Vatanın düşmana karşı savunulmasında Türk Kadını erkeğiyle birlikte çok önemli hizmetler yapmıştır. Şanlı tarihimizin her aşamasında Türk Kadını, erkeklerin yanında her türlü sorumluluğu paylaşmış ve özellikle Anadolu’nun düşmandan kurtuluşuyla sonuçlanan Milli Mücadele’de sadece miting meydanlarında değil, bizzat cephede çarpışarak büyük yararlılıklar göstermiştir.
İslamiyetten önceki Türk Devletlerinde hükümdarın eşi, kocasının en büyük yardımcısıydı ve sorumlulukları paylaşırdı. 995 yılından 1679 yılına kadar geçen süre içinde, İran’da naibe olan Seyyide Hatun’dan, Kasım Hanlığı’nın sultanı olan Fatma Bike’ye kadar onaltı kadının sultan veya naibe olarak görev yaptığı bilinmektedir. Ayrıca Selçuklu Sultanı Melikşah’ın eşi Türkan Hatun’un 12 bin kişilik bir süvari birliğine komuta ettiği bilgisi de tarihi kayıtlarda mevcut bulunmaktadır.
Osmanlı’nın fetih dönemlerinde Türk kadını bu anlamda pek etkili olamamıştır. Ancak, Anadolu düşman işgaline uğradığı zaman, bu topraklar için ter dökmüş, elleri nasır bağlamış, evlatlarını bu toprakların nimetleriyle büyütmüş Anadolu kadını, bu kutsal vatanın savunucusu olarak ortaya çıkmıştır. Anadolu kadınından daha fazla bu toprakların kıymetini bilen yoktur. Evlatları, eşleri, babaları bu topraklar için can vermişlerdir. Bu topraklar Türk kadınının el emeği, göz nuru ve namusudur. Bu nedenle 1000 yıldır üzerinde var olduğumuz bu yurda; Anadolu, Anavatan ve Anayurt denilmektedir.

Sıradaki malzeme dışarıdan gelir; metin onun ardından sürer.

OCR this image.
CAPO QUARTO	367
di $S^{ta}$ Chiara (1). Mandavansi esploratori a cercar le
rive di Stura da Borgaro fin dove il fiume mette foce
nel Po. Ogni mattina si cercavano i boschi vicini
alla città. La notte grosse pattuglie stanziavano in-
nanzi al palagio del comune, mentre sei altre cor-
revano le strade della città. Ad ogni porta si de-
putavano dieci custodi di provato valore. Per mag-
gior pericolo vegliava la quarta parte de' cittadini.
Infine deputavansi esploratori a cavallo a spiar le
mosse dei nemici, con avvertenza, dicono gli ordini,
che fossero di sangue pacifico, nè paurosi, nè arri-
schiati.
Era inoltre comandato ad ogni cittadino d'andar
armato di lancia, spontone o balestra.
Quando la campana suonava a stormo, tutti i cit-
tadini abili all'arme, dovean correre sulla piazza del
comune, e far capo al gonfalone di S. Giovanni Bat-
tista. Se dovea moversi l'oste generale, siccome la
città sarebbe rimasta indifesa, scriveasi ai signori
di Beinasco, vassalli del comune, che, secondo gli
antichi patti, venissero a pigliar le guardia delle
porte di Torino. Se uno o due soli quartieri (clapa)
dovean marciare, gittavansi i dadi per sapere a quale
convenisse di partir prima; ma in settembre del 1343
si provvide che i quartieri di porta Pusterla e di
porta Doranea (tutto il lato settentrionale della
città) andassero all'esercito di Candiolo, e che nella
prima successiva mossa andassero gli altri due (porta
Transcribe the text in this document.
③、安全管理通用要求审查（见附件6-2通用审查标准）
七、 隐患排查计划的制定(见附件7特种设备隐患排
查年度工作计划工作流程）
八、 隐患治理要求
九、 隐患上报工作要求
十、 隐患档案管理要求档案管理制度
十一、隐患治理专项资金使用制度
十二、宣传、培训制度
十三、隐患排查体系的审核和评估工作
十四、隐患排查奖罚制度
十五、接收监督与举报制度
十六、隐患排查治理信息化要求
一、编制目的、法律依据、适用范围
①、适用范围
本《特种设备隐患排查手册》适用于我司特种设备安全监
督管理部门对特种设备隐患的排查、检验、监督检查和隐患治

Düşmanın Anadolu’ya girmesi demek, Anadolu kadınının ocağına tecavüz edilmesi, namusunun tehlikeye girmesi demektir. Türk kadını, eline çapasını, kazmasını, orağını ve silahını alıp düşmana karşı erkeğiyle birlikte savaşması dışında cephe gerisinde de her türlü fedakârlıklarda bulunmuştur. Tarihimizde bunun sayısız örnekleri vardır.